Grandiose, cette nouvelle aventure carbure à l’action virtuose avec des poursuites décoiffantes et des cascades incroyables parfois trop invraisemblables où Spielberg s’est laissé griser par l’évolution des effets spéciaux digitaux à l’image de George Lucas dans la nouvelle trilogie Star Wars et à l’humour slap-stick comme à la dérision (Harrison Ford joue avec son âge). Cavernes pleines de pièges et d’énigmes à déchiffrer, trésor merveilleux, cascades incroyables, indigènes belliqueux, vilains mégalomanes, héros attachants plein d’humour et de panache, Spielberg se fait plaisir avec ce grand huit absolument jubilatoire et grisant où l’on retrouve l’esprit d’aventure qui a fait le succès de la première trilogie avec un recours plus appuyé que ce qui était annoncé aux images numériques pour donner corps aux idées les plus folles comme un combat impliquant plusieurs véhicules dans la jungle aux bords d’un précipice et la présence d’une intelligence extra-terrestre.

Si l’intrigue de ce nouvel opus flirte comme les précédents avec le merveilleux et le fantastique (l’Arche d’Alliance, les pierres ancestrales de Sankara, le Saint Graal) elle s’inscrit dans une thématique chère au réalisateur d’E.T, de Rencontres du troisième type ou bien de Minority Report : l’irruption d’une présence extra-terrestre dans notre quotidien.

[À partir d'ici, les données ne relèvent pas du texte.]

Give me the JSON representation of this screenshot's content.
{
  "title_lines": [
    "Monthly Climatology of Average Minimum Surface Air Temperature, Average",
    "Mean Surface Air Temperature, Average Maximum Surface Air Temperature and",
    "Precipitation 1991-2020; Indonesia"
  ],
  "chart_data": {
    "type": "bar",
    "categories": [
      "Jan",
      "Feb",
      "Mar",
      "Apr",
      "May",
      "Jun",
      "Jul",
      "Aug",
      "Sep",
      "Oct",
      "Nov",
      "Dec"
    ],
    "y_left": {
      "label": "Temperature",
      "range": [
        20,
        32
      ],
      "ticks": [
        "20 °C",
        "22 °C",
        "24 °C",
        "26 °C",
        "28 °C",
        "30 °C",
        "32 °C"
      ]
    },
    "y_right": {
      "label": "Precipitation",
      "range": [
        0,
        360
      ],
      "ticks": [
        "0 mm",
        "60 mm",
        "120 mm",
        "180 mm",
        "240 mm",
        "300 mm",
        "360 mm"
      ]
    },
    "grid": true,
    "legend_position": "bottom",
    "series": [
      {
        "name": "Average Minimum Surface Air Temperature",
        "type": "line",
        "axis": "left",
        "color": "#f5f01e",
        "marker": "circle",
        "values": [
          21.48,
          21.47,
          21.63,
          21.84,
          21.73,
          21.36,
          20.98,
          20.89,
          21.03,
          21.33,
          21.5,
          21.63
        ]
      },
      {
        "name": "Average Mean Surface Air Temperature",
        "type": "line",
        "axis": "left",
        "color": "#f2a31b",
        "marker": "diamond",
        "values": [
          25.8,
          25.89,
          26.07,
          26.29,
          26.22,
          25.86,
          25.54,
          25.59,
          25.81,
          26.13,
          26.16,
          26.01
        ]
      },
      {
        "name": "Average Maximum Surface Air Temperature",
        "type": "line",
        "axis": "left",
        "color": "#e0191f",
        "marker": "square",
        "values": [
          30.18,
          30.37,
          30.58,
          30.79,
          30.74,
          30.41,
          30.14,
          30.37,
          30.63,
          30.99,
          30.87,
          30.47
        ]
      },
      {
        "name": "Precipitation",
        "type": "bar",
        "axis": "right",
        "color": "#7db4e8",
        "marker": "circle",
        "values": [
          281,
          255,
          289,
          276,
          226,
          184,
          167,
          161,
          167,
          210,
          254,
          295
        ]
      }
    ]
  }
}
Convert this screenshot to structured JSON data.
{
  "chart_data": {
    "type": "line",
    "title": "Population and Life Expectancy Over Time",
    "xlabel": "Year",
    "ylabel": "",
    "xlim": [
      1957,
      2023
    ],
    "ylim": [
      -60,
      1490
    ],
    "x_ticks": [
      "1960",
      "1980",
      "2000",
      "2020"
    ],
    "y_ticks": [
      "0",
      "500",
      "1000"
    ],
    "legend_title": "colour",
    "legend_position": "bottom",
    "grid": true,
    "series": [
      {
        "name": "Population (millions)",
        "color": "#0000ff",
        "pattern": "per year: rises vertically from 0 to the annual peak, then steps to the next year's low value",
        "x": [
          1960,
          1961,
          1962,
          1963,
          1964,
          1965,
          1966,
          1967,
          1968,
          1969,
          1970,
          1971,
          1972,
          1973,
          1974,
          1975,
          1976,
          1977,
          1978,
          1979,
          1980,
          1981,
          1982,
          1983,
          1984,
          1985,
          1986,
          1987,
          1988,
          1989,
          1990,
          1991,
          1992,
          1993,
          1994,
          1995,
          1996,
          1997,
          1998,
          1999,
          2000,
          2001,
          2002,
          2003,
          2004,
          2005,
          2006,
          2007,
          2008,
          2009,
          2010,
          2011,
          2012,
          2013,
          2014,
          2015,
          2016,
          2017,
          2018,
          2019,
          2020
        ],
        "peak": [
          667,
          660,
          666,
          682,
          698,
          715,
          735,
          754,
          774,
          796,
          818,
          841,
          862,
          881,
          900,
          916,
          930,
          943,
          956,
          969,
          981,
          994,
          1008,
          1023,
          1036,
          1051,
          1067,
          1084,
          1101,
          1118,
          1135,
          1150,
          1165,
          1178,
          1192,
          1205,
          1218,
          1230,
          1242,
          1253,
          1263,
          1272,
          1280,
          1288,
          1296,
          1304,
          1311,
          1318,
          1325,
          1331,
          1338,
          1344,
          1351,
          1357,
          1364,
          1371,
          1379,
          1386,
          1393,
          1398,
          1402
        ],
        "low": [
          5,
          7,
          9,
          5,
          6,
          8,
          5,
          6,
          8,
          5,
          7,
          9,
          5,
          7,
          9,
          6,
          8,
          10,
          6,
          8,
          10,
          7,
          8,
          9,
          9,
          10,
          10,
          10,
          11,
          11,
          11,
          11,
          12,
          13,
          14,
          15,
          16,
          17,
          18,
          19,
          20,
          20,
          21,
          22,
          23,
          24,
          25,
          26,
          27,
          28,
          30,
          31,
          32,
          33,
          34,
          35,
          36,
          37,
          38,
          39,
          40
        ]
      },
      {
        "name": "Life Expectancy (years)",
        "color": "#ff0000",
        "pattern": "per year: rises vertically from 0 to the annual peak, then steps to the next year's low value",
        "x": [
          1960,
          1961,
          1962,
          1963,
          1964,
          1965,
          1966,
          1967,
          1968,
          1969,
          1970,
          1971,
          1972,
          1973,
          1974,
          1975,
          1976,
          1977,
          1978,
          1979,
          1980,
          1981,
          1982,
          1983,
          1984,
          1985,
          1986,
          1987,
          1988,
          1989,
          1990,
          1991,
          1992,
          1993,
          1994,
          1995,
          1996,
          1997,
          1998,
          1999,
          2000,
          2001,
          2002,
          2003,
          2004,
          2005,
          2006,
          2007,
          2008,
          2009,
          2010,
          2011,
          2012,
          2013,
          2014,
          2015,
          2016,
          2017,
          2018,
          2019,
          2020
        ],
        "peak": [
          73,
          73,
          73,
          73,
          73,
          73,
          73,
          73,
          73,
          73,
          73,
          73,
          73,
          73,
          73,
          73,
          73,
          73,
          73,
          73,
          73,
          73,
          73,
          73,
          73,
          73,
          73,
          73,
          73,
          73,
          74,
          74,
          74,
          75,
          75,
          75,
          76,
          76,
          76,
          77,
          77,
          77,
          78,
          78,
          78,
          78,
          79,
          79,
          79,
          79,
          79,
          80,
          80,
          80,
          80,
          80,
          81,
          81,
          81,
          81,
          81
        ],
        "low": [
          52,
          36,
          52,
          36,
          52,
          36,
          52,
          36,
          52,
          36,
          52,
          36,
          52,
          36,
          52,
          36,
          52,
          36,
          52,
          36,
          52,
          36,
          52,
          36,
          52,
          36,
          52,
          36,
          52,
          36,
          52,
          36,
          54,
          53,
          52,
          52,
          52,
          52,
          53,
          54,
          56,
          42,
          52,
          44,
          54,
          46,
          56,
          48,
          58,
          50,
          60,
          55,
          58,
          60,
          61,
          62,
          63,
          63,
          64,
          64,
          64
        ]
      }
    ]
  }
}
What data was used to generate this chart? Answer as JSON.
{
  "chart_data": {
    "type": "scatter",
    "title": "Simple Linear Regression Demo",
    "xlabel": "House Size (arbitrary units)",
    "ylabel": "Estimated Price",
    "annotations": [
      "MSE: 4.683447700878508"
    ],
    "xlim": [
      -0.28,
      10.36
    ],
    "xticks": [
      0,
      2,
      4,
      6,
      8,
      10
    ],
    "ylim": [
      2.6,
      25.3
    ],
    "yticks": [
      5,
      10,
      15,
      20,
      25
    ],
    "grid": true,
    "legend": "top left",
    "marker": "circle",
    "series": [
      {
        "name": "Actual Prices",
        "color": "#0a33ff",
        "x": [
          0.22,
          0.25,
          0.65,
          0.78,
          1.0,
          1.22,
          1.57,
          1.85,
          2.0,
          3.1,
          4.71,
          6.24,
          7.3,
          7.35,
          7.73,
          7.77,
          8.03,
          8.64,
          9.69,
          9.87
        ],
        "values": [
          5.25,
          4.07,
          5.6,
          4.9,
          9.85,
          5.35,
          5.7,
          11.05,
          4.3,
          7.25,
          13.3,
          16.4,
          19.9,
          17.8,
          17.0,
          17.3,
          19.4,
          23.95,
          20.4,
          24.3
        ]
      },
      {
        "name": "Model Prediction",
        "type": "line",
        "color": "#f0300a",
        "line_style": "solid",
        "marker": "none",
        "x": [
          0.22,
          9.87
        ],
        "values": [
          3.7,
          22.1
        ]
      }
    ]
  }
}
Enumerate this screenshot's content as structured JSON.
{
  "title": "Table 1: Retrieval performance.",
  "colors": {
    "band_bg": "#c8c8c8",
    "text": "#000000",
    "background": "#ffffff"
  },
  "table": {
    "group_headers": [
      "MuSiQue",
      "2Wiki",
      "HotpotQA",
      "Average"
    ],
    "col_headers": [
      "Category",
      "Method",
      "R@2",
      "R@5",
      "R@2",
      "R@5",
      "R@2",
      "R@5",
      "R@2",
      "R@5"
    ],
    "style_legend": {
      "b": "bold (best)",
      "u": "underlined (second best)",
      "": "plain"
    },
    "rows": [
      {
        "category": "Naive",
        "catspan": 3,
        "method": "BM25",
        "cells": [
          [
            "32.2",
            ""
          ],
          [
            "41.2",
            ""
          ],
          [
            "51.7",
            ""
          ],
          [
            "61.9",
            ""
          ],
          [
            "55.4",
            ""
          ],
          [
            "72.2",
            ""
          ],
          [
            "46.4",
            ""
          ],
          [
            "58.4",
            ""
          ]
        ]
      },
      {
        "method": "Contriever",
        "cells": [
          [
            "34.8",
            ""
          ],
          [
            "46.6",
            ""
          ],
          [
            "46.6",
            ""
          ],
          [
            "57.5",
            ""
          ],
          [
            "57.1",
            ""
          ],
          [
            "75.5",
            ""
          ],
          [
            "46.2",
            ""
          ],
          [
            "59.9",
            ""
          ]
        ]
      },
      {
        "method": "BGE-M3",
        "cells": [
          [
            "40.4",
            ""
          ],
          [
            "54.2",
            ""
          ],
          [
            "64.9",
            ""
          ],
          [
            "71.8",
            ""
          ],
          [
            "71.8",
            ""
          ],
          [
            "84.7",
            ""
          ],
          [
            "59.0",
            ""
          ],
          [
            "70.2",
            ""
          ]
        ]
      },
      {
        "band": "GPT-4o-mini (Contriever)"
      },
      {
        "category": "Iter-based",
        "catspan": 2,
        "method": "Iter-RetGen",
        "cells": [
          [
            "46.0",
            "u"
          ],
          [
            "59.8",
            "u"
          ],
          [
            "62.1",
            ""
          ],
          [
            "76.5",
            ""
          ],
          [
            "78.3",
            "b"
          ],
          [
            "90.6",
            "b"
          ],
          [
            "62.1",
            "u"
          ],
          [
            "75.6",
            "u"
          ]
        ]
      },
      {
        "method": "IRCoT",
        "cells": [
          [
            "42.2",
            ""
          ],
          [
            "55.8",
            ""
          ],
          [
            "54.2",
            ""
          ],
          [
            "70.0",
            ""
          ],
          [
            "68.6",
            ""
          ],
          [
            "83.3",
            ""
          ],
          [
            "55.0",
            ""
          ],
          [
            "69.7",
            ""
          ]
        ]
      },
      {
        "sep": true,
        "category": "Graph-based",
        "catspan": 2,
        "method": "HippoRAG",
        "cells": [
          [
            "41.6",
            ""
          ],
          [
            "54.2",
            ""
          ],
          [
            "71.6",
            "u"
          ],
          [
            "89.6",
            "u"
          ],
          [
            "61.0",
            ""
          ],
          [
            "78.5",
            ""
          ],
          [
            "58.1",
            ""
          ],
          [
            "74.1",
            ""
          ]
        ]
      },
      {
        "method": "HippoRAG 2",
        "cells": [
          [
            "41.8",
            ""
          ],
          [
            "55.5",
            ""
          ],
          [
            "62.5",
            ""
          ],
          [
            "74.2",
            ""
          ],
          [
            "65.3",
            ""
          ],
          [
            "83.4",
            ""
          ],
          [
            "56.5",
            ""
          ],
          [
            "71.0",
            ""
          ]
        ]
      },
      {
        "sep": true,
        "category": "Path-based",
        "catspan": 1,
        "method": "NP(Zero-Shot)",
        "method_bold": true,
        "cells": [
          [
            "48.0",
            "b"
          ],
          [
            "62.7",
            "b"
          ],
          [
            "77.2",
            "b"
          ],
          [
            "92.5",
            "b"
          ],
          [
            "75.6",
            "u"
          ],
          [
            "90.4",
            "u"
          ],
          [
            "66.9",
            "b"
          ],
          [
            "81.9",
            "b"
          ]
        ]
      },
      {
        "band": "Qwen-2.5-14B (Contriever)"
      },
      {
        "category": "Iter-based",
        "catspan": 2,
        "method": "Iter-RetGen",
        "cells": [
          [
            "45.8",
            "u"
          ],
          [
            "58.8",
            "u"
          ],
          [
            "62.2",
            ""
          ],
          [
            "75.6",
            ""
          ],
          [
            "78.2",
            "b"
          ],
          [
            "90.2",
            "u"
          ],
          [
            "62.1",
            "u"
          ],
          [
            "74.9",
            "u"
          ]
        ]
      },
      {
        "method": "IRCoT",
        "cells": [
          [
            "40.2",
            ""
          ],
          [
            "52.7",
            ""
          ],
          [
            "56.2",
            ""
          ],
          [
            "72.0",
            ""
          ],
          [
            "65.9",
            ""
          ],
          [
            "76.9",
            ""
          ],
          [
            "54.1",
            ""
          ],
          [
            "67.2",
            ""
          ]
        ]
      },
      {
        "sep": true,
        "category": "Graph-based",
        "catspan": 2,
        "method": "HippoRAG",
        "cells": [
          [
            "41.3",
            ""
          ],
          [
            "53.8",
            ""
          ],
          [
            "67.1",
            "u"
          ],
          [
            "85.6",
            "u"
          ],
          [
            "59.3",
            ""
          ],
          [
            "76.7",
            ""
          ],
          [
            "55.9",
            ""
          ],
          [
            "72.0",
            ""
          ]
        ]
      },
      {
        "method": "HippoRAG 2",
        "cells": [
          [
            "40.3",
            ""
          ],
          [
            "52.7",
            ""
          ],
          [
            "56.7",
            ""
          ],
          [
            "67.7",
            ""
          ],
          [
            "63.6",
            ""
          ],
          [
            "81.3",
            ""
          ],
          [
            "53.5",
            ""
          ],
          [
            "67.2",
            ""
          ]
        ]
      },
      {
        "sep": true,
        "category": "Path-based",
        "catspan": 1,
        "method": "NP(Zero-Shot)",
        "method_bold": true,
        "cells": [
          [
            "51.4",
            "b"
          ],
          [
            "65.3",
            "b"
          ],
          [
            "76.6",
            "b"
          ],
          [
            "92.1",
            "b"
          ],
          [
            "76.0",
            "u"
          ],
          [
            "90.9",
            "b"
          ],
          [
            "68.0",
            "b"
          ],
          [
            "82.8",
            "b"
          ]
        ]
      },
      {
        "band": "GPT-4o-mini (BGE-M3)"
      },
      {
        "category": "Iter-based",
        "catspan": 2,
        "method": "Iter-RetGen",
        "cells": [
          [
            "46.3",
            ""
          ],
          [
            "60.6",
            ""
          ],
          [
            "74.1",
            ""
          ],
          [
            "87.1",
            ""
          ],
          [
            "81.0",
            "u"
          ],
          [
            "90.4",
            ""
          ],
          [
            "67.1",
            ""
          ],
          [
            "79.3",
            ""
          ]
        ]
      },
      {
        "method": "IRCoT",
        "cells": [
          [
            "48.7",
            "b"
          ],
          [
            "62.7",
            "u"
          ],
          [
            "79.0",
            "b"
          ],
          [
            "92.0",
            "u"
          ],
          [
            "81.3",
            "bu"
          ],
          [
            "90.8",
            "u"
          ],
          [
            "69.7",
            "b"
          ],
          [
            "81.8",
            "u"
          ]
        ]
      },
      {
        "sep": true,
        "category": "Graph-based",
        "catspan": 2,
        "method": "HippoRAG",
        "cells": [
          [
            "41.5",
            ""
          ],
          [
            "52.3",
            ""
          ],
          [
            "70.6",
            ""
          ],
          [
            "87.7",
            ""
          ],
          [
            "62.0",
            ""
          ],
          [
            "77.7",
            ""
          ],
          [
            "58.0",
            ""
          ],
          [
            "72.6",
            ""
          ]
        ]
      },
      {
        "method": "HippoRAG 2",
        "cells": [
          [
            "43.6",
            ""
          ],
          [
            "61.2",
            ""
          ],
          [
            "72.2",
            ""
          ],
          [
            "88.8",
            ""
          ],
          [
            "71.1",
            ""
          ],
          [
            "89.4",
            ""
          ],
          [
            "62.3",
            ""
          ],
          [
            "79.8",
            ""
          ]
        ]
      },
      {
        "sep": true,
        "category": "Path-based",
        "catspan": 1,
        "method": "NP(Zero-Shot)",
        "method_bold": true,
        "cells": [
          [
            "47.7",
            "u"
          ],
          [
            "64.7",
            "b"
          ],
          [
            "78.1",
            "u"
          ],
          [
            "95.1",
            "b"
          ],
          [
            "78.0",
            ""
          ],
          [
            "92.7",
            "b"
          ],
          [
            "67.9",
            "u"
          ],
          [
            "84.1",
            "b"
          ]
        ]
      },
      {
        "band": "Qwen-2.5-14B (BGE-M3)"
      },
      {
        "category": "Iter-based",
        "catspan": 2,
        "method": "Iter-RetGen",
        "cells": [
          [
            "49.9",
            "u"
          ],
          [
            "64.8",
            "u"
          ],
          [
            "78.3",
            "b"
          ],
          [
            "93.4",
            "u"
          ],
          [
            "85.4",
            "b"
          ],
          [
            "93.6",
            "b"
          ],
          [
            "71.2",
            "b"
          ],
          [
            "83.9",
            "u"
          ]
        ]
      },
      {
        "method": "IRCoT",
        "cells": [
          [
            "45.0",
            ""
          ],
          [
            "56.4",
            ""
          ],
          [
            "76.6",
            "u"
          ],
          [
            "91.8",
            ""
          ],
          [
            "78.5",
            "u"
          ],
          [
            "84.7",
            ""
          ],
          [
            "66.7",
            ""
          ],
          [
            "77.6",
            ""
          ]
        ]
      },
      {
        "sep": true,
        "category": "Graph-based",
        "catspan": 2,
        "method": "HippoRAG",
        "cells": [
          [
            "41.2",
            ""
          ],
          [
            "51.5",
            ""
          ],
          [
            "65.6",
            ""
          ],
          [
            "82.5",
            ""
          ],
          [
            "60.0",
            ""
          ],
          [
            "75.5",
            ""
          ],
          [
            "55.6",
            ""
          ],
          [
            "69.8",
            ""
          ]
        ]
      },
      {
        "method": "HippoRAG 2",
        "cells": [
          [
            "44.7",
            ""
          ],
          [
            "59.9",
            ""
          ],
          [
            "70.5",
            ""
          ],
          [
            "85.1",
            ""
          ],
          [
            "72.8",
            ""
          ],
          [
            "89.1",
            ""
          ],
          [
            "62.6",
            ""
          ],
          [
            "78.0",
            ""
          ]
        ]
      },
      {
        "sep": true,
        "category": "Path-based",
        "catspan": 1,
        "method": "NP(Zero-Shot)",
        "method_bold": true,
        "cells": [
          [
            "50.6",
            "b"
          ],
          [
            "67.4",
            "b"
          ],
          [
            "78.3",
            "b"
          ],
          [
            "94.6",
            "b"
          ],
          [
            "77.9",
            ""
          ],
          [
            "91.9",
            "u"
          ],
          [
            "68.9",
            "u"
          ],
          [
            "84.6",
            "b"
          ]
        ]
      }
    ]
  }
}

Cette thématique, illustrée par des effets spéciaux plutôt laids dans le dernier quart d’heure, a de quoi surprendre dans l’univers d’Indiana Jones situé à la fin des années 50. L’utilisation d’une image rétro (costumes, coupes de cheveux, véhicules…), de décors old fashion (les cavernes) avec une image numérique dernier cri est quelque peu déroutante lors d’un final qui s’avère il faut l’avouer très raté. Comme si Spielberg, que l’on imagine poussé par son producteur friand de SFX à en rajouter dans le spectaculaire pour plaire aux nouvelles générations et concurrencer les franchises lucratives Benjamin Gates et Pirates des Caraïbes, conscient de l’énormité de la résolution de l’intrigue dans un tel contexte, noyait tout sous un déluge d’effets spéciaux dans une bouillie visuelle indigne de la filmographie de ce grand réalisateur qui a toujours su équilibrer l’émotion, l’humain avec le spectaculaire, les effets spéciaux. Mais la décevante conclusion d’un scénario un tantinet abracadabrantesque ne peut balayer le plaisir pris à retrouver notre héros coriace et plein de désinvolture que la réalisation virtuose de Spielberg chahute dans de nombreuses péripéties pleines d’action, de suspense et d’humour vraiment jubilatoires.
Lucas et Spielberg ont fait le Royaume du crâne de cristal pour s’amuser et répondre aux attentes d’un public en demande de nouvelles aventures depuis deux décennies ; le sentiment général qui domine à la fin de la projection de cette aventure très attendue est l’euphorie de retrouver ce personnage iconique et cet univers irrésistible fait d’archéologie et de merveilleux, d’humour et d’aventure, mis en place par un conteur et un filmeur hors pair pour le plaisir du spectateur qui a grandi avec ses films mythiques.